The Tom Wolfe Weekend Seminar: "Olive Kittredge" Featuring the Author Elizabeth Strout April 25-26, 2014

This year marks the 11th annual Tom Wolfe Weekend Seminar. Sponsored by the W&L Class of 1951 in honor of its classmate Tom Wolfe, the program annually features a writer of contemporary note. Last year's program, "New Ways of Knowing: Novelist as Journalist / Journalist as Novelist," featured Jennifer Egan and her Pulitzer Prize-winning novel, A Visit from the Goon Squad. This year's seminar will feature Elizabeth Strout and the novel that earned her the 2009 Pulitzer Prize for fiction, Olive Kitteridge. Other works by Strout include her much admired first novel Amy and Isabelle, Abide with Me, and her most recent novel, The Burgess Boys.

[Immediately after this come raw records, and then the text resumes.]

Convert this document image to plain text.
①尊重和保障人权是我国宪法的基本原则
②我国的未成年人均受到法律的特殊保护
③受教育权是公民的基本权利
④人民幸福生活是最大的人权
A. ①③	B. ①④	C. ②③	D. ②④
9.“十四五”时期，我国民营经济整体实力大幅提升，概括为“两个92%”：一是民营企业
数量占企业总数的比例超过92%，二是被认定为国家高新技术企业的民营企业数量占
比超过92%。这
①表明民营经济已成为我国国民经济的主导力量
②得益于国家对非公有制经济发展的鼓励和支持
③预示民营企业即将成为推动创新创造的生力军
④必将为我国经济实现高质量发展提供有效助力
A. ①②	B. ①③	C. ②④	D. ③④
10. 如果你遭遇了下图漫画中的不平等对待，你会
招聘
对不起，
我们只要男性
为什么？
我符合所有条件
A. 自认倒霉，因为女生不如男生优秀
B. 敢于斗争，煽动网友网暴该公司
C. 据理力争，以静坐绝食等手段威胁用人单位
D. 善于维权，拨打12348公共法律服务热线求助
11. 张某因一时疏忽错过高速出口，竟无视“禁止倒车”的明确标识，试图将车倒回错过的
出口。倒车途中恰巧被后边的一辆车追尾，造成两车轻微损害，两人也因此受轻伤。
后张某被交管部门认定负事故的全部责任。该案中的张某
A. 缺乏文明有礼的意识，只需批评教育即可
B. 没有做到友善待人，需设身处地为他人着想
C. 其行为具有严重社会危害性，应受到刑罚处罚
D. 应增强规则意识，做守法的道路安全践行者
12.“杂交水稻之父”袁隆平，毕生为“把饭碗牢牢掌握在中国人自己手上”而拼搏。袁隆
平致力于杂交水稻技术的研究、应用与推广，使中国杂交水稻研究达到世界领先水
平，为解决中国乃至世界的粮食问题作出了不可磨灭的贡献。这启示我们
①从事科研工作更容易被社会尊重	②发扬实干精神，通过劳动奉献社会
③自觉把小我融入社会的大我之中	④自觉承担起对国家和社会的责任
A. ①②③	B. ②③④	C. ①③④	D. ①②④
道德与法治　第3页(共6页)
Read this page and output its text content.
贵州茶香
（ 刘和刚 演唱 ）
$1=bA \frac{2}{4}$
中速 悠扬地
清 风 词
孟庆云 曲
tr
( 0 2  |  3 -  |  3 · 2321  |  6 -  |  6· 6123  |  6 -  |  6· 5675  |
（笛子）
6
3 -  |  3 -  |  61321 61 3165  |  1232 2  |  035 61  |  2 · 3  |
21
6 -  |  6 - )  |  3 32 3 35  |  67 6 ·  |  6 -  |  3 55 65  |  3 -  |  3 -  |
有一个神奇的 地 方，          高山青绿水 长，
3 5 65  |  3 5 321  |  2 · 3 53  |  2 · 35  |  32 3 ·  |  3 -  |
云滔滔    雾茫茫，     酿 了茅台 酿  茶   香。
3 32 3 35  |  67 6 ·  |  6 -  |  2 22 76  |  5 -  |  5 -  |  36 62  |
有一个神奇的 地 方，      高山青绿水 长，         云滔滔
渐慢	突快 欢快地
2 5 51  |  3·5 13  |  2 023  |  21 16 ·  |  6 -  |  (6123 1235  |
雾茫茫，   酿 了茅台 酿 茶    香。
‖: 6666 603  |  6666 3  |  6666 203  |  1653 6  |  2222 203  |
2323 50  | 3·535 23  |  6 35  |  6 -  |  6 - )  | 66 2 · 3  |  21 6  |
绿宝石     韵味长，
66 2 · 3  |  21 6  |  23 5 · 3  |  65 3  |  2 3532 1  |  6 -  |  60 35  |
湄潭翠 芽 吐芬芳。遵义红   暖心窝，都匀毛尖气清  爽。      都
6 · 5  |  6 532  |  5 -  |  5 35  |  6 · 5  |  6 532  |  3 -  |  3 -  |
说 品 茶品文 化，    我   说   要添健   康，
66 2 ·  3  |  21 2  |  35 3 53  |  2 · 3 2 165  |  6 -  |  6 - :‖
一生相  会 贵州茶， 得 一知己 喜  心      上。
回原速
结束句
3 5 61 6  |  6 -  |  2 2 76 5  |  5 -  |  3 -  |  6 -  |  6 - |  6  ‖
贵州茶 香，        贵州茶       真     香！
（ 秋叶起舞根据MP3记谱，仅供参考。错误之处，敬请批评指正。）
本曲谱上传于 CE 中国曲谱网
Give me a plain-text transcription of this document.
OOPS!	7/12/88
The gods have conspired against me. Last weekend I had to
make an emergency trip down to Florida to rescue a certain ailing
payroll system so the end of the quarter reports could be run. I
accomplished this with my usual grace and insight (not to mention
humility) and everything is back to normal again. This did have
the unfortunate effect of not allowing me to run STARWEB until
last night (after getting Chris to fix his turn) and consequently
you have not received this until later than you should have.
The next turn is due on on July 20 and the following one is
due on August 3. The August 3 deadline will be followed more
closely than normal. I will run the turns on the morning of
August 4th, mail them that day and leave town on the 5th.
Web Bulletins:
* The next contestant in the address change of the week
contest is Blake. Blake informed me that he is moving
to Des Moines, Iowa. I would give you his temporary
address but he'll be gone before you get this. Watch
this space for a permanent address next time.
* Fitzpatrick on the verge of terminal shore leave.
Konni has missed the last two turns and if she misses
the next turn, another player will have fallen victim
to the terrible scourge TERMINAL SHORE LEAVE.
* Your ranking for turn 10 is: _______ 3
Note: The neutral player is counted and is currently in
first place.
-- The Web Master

"Elizabeth Strout animates the ordinary with astonishing force," wrote The New Yorker in describing Strout's Olive Kitteridge. A collection of 13 short narratives bound together by the presence of a vividly drawn central character, Olive Kitteridge focuses on a single small town in Maine. At one level, the novel shows how lives in a single community are at once interwoven and universal. At the same time, it shows how a single, tender yet curmudgeonly main character is profoundly affected by a range of familiar circumstances and individuals. Through Strout's skillful writing, Olive Kitteridge presents not only an extraordinary variety of vividly drawn characters but also a remarkable portrait of a compassionate yet often ruthlessly honest central figure, a retired teacher who must endure the changes in her community as well as her own family. A reviewer in The Boston Globe writes "Olive Kitteridge is an often-painful book to read because of its insistence on life's sharper realities, but that is precisely what makes it such a gratifying stunner." While each of the 13 chapters within the novel is a well-crafted story, the stories within Olive Kitteridge ultimately coalesce into a brilliantly constructed and cohesive work of fiction, one that chronicles Olive's evolving awareness and acceptance of what life has offered her.

Joining Elizabeth Strout in the program are Marc Conner, associate provost and popular Alumni College lecturer, and Karla Murdock, professor of psychology. Each will discuss Olive Kitteridge from a variety of perspectives. Is Olive an admirable character? Does the separate narrative format of the book disqualify it as a novel? And what does the novel say about contemporary life, about the way we live now? The discussion of these questions and more should make for a most stimulating seminar.